テルマエ・ロマエ 70点

テルマエ・ロマエ 通常盤 [DVD]

古代ローマの浴場の設計士が現代日本にタイムスリップ。温泉や銭湯などのお風呂文化に感銘を受け次々と革新的な浴場を作り出すという話だ。面白いとは聞いていたんだけどさ、どうもその面白さが想像できないんで、ずっと見てなかったんだよねえ。でも最近よく温泉に行くからよ、その流れで見たんだけどよ、いゃ~面白かった!。完成度高い。そしてすっごく個性的な映画だねえこれは。

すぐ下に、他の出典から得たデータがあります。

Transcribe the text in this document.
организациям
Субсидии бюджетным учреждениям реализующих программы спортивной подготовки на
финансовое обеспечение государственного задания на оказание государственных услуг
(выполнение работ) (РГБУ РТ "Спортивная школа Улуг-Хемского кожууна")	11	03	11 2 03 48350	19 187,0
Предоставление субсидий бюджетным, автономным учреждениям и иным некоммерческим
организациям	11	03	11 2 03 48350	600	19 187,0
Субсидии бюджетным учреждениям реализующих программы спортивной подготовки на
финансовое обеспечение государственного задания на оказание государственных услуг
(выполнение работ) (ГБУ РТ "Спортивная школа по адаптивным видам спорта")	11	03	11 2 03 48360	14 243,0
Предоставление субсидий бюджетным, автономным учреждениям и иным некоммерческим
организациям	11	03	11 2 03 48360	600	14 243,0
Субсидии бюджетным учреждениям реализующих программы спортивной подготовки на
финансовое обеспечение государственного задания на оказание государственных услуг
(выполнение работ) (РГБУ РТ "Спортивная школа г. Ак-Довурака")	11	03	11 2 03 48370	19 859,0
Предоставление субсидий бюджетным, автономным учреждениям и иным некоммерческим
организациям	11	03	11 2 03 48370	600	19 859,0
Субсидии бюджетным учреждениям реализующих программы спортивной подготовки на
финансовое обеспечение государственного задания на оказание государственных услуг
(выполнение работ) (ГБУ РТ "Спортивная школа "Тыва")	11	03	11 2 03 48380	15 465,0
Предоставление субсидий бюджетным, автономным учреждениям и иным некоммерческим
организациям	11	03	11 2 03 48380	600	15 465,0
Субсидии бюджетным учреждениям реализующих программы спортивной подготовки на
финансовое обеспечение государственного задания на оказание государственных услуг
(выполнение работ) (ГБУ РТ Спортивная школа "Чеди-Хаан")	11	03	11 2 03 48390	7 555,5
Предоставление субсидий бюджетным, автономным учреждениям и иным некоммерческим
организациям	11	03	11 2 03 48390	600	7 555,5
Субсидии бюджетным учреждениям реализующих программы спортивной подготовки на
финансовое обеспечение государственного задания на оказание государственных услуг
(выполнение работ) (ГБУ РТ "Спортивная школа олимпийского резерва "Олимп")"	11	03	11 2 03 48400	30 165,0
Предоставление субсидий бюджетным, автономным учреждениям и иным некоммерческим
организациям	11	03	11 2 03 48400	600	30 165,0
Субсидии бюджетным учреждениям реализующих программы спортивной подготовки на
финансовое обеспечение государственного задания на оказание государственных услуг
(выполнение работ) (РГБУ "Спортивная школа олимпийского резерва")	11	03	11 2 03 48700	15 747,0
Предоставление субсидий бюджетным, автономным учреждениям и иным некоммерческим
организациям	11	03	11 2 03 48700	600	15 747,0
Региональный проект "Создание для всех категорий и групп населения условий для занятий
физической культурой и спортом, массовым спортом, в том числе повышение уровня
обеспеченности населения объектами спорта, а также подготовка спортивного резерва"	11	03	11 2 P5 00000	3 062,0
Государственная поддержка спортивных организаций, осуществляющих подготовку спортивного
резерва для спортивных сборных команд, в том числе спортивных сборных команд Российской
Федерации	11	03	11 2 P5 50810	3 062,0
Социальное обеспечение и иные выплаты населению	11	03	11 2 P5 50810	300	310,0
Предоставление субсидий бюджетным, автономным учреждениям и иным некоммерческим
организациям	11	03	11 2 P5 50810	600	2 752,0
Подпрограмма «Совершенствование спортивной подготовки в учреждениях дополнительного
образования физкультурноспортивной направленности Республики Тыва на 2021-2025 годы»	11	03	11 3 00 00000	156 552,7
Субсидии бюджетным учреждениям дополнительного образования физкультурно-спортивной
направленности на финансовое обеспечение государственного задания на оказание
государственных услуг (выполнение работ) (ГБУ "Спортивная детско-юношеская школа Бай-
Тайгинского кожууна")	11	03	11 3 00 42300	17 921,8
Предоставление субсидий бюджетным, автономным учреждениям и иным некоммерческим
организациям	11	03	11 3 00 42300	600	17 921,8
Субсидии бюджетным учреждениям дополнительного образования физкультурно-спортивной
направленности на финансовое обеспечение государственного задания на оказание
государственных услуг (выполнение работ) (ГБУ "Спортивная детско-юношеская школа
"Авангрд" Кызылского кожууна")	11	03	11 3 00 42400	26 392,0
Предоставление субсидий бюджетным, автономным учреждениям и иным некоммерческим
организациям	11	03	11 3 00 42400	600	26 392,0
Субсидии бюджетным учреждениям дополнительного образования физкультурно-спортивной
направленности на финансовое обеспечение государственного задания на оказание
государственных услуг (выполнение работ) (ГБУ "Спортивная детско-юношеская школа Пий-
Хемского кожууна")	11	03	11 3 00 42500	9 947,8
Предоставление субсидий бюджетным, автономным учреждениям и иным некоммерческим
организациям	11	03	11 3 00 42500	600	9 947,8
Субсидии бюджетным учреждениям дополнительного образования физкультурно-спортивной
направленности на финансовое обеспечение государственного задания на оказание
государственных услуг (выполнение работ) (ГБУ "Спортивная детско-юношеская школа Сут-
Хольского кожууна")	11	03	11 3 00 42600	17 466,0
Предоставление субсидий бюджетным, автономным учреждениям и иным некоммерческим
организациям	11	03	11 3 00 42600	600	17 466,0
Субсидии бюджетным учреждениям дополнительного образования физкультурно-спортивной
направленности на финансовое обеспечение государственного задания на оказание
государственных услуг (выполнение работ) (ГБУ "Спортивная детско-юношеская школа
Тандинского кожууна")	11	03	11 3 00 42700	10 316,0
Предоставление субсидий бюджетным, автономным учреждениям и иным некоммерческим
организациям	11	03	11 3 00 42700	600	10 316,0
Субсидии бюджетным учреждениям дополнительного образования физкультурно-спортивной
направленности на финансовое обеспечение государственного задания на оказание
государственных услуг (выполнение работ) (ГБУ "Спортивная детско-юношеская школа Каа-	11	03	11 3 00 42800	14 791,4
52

この映画もタイムスリップ物って言えると思うんだけど、こういう過去と現代を行き来するようなストーリーはそれこそ傑作がごろごろしていて、やり尽くされた感があるんだよね。それをお風呂の世界という一分野だけに絞り込むっていうやり方がとても新鮮だった。こういう設定なら主人公は料理人だとか、まだ他にもいろいろできるかもしれない。

限定ものということで風呂文化や古代ローマの雑学的な面白さを引き出せる反面、ニッチなスキマ産業みたいな作品になってしまう危険があるわけだ。わざわざ映画にする必要があるのか?って。そこを古代ローマのシーンをとにかく豪華にすることで日本映画の枠をも越える大作感を出してしまった。イタリアの撮影所チネチッタの巨大セットで撮られた世界は「ベンハーか?」っていうぐらいスケールがでかい。そこからいきなり日本の下町の銭湯にやってくるという、その落差がものすごい。

この映画を今まで見なかったのは「カルチャーギャップ」でひたすら笑いを積み重ねていくってものを想像していたからなんだよね。主人公ルシウスが銭湯のケロヨンのたらいを見て「なんだこれは~」みたいな。そういうのが足し算的に続くのかなあって。たしかに「ギャップ」が面白さのポイントなんだけどそんな単純なものじゃあなかった。大帝国ローマと富士山の描かれた銭湯のもうありえないほどの違和感。日本人のことをどこかの奴隷の民族としか思っていないルシウスと日本の普通のご老人達のギャップ。ウォシュレットや泡風呂を古代ローマで再現するために奴隷を使うという人権意識のギャップも強烈。タイムスリップするときには壮大なオペラをテノール歌手が高らかに熱唱するのだけど映像は便器に人形が吸い込まれていくようなチープなものとか。そういう豪華さとチープさ。ヨーロッパ文化と和風のギャップが凄い。これはローマ側を本格的に描けたことでなりたってるなあ。

またローマ→日本→ローマ→日本というような単調な反復移動だけにならないようにメタフィクションな演出が付け加えられている。テノール歌手はこの映画の外側の世界にいるという設定で出演シーンなると急いで着替えたりとか、映画オリジナルキャラの上戸彩も原作者の漫画家ヤマザキマリさんが投影されているということで、いろいろな立体感をもった作品になってるんだよねえ。

古代ローマと現代日本をお風呂への情熱で繋ぐ。そんな未知なるアイディアからここまで面白い作品を作り上げたことに驚きました。